Les attestations testimoniales de B.) et de E.) ne sont dès lors pas recevables sur base de l’article 1347 du code civil.
Contrairement à ce qu’ont retenu les premiers juges, la société PLAN X n’a dès lors pas rapporté la preuve d’un contrat d’architecte entre parties dans le cadre du projet de construction et de vente de la résidence RES.) à (…), portant sur les prestations facturées dans la note d’honoraires du 2 mars 2015, de sorte que, par réformation du jugement entrepris, sa demande en condamnation de A.) au paiement des honoraires d’architecte est à déclarer non fondée.
Indemnités de procédure
Chacune des parties a demandé une indemnité de procédure tant pour la première instance que pour l’instance d’appel.

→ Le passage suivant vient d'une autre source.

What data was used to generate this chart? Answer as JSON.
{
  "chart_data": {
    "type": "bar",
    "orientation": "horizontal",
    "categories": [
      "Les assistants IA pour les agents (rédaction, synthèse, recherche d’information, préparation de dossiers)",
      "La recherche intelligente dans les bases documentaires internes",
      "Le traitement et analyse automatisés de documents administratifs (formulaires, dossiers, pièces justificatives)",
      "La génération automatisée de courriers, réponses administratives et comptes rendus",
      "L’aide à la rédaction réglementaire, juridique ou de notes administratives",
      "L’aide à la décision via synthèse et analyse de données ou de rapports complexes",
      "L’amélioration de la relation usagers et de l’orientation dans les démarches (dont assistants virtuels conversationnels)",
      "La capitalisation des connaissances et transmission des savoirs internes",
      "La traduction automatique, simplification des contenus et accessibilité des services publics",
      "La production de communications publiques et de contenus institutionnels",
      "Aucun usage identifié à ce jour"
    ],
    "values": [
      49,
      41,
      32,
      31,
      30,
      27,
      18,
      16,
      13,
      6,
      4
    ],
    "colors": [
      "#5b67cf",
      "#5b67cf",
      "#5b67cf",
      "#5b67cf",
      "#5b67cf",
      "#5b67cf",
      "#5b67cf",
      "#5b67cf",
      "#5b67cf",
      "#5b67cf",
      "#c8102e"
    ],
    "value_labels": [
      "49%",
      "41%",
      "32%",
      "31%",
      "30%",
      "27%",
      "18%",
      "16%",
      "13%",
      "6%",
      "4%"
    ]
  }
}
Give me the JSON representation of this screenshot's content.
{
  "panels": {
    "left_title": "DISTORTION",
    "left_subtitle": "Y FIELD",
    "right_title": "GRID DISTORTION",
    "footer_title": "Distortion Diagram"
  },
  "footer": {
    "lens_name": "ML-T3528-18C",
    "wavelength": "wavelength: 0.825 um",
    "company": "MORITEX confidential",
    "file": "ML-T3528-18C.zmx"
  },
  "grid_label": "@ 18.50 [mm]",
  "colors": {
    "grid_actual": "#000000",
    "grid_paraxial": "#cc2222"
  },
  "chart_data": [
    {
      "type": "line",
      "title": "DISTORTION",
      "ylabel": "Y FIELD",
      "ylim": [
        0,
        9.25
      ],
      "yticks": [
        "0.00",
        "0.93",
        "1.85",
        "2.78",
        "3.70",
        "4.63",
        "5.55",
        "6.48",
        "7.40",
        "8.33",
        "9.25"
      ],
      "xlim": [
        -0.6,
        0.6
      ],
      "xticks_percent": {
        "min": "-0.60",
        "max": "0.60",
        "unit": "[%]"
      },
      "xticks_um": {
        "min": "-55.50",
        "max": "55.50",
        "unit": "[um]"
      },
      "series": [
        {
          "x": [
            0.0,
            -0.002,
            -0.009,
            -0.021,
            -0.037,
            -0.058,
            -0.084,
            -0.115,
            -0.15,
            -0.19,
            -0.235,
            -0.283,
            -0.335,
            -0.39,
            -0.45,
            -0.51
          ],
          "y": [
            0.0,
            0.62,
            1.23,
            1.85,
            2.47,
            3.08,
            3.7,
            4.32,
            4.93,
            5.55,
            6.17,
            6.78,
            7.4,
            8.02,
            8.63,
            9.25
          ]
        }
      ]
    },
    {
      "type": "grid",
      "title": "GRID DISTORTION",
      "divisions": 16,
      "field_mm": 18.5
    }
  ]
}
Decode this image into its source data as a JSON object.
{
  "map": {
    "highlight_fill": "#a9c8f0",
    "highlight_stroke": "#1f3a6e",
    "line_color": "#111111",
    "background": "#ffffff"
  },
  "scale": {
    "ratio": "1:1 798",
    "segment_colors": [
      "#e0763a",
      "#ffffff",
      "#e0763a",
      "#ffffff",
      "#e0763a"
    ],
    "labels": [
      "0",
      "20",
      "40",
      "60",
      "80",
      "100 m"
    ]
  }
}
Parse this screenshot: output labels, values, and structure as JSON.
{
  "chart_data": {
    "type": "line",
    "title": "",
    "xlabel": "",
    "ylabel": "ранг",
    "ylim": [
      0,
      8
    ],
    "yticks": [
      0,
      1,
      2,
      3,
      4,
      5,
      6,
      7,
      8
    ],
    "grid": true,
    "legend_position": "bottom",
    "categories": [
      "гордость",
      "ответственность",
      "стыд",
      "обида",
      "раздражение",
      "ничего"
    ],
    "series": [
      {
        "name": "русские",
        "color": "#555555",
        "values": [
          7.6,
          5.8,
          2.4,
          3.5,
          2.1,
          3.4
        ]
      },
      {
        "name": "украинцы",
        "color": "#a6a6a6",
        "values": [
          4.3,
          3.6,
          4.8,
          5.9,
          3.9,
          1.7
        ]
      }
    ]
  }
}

L’indemnité de procédure relève du pouvoir d’appréciation discrétionnaire du juge.
En l’espèce la Cour considère qu’aucune des parties n’établit la condition d’iniquité requise par l’article 240 du NCPC de sorte que ces demandes ne sont pas justifiées, ni pour la première instance, ni pour l’instance d’appel.
PAR CES MOTIFS :
La Cour d’appel, septième chambre, siégeant en matière civile, statuant contradictoirement, le magistrat chargé de la mise en état entendu en son rapport oral,
reçoit l’appel en la forme,
le dit partiellement fondé,
par réformation du jugement du 17 mai 2016:
dit la demande de la société à responsabilité limitée PLAN X S.à r.l. non fondée et en déboute,
dit non fondées les demandes respectives de la société à responsabilité limitée PLAN X S.à r.l. et de A.) sur base de l’article 240 du NCPC tant pour la première instance que pour l’instance d’appel,
condamne la société à responsabilité limitée PLAN X S.à r.l. aux frais et dépens des deux instances avec distraction au profit de Maître Gilles SCRIPNITSCHENKO, sur ses affirmations de droit.
Madame le Président de chambre Astrid MAAS étant dans l’impossibilité de signer, la minute du présent arrêt est signée, conformément à l’article 82 de la loi modifiée du 7 mars 1980 sur l’organisation judiciaire, par le conseiller le plus ancien en rang ayant concouru à l’arrêt.